Além do fortalecimento dos consórcios intermunicipais, o presidente da Câmara possui outra arma na disputa para defenestrar os Calheiros do Palácio República dos Palmares em 2026. Seus familiares também vêm galgando cargos em associações temáticas, que congregam os interesses de municípios em pautas como Educação e Saúde e possuem interlocução nacional com grupos de outros estados. Em muitos casos, essas demandas conseguem escalar ao nível federal antes de passar pelo governo estadual.

Esse é o caso de Noêmia Pereira, secretária de Educação de Teotônio Vilela e presidente da União dos Dirigentes Municipais de Educação de Alagoas (Undime/AL) entre 2021 e 2023, por indicação do Conisul. Noêmia é herdeira de Adelmo do Junqueiro, irmã de Teófilo Pereira, do Conagreste, e mãe de Nicolas Agostinho, do frigorífico Dom Grill. Seu outro filho, José Nilson dos Santos Filho, o Nilsinho, é secretário de Finanças no mesmo município, governado pelo primo Peu Pereira.

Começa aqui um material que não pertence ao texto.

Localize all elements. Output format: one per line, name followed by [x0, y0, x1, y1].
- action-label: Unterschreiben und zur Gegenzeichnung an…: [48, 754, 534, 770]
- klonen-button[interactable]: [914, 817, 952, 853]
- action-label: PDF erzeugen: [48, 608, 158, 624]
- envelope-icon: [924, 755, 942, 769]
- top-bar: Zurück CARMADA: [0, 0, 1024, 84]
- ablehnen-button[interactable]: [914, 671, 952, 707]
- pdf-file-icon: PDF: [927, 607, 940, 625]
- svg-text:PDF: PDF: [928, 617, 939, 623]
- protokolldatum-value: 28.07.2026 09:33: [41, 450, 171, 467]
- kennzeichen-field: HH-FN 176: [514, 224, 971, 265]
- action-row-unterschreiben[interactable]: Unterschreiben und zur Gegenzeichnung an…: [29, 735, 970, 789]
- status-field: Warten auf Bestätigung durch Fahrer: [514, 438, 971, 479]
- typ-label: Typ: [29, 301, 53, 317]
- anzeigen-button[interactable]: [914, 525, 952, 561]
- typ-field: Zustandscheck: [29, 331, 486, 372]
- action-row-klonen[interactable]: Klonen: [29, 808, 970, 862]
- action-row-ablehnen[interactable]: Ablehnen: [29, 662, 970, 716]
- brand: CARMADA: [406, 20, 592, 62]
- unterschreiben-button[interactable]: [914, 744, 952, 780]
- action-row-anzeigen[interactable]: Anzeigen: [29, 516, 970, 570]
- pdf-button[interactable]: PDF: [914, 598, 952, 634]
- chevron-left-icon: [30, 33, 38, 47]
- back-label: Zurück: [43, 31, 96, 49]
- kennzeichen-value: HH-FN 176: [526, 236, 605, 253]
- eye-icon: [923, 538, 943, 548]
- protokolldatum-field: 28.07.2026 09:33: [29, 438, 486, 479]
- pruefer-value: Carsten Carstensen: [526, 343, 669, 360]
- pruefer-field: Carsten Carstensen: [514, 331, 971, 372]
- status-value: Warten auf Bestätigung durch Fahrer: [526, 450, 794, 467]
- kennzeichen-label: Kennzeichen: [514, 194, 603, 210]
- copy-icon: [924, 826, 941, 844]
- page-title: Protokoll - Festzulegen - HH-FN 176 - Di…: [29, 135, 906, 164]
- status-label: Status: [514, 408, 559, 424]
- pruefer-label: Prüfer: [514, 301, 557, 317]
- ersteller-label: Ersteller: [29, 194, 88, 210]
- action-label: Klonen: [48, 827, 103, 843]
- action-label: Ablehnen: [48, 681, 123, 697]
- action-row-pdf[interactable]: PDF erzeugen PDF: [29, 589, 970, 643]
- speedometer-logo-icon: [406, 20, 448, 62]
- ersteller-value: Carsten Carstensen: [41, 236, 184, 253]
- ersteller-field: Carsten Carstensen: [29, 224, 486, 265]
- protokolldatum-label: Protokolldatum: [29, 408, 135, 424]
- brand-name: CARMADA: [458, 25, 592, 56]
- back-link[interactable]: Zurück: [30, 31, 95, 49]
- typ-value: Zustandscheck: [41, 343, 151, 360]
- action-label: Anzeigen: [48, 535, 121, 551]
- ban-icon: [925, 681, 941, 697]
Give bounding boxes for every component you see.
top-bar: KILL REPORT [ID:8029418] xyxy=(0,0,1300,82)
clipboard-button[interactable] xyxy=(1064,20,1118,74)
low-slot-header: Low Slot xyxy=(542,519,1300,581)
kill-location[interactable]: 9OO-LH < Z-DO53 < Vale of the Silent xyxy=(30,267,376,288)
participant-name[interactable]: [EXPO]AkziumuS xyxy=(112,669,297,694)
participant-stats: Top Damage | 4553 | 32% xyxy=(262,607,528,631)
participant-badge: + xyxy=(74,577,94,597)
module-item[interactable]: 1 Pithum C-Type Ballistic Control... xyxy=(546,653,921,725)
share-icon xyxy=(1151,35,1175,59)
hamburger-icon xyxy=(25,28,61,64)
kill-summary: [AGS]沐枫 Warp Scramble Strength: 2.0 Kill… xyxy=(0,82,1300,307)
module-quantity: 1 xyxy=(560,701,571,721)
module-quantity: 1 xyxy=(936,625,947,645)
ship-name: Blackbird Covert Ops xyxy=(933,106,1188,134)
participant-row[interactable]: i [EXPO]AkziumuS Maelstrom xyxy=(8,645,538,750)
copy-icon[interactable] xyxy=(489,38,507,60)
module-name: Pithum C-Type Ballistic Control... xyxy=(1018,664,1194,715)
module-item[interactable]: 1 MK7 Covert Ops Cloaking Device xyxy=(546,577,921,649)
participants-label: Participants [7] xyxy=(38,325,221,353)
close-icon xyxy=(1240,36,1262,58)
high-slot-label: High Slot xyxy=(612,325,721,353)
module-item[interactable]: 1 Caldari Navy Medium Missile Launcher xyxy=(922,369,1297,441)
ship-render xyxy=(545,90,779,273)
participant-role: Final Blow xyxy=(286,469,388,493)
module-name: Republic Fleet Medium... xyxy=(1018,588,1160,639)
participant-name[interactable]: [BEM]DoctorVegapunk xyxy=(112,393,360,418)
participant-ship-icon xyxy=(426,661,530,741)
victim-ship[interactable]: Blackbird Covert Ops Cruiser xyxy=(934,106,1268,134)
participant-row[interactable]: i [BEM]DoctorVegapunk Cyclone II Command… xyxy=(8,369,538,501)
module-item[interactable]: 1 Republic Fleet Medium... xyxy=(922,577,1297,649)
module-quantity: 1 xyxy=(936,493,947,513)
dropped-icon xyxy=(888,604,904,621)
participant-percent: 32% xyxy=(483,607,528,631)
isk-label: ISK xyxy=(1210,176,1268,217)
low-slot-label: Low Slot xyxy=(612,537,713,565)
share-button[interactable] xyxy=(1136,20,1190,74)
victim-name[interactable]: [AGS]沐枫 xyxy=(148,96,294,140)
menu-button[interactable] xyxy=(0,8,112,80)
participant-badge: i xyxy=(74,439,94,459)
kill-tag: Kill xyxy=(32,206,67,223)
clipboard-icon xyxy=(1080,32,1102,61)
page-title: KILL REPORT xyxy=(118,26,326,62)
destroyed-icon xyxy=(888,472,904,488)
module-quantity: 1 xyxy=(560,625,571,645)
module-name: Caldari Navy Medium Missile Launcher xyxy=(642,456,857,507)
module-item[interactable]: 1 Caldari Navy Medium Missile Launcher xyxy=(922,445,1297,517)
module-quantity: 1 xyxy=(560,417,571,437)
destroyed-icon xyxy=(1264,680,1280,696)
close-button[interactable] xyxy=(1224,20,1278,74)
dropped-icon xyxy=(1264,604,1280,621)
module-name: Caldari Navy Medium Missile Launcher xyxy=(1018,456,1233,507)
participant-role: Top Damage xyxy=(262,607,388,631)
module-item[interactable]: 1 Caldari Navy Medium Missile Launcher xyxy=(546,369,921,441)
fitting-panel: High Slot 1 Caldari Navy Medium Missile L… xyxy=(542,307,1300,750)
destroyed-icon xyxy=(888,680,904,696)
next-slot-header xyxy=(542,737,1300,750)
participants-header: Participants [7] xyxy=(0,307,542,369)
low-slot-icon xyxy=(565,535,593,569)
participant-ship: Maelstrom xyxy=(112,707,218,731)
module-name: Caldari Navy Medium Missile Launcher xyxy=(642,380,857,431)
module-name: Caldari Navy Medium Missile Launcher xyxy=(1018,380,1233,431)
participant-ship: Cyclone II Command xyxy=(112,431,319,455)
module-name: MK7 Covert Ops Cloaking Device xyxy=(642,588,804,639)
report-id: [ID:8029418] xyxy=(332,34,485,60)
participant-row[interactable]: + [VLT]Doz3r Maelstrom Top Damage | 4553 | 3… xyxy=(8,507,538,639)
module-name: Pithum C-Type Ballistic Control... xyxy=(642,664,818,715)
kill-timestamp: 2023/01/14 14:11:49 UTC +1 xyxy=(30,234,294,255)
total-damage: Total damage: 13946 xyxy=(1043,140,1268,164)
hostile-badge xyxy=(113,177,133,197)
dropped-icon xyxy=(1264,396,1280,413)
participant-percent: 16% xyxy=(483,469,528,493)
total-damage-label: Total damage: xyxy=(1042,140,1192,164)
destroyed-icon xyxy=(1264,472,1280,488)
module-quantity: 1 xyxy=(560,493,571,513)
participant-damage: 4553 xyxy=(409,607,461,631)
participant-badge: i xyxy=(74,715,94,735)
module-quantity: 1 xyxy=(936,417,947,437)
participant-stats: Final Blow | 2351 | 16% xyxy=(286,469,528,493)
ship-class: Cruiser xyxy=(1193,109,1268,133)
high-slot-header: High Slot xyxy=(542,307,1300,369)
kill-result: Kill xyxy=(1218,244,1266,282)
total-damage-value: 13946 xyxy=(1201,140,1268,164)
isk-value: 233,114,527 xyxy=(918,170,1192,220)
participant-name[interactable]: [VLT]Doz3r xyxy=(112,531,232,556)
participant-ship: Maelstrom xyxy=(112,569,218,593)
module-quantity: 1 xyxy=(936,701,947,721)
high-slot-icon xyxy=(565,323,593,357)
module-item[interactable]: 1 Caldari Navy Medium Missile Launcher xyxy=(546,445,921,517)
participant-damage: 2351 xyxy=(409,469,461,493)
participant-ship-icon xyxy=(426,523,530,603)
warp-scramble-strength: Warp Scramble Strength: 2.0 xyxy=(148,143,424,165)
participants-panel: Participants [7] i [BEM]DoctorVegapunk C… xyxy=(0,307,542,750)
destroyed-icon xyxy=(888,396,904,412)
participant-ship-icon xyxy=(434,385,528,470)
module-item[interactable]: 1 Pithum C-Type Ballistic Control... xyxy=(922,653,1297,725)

Também em Teotônio Vilela fica lotada Izabelle Monteiro Alcântara Pereira, a esposa de Joãozinho Pereira. Desde 2009 ela vem ocupando cargos executivos no secretariado, seja na gestão do marido, seja na do primo. Atualmente, ela comanda a pasta de Saúde e presidiu, por dois mandatos, o Conselho de Secretarias Municipais de Saúde de Alagoas (Cosems), entre 2017 e 2021.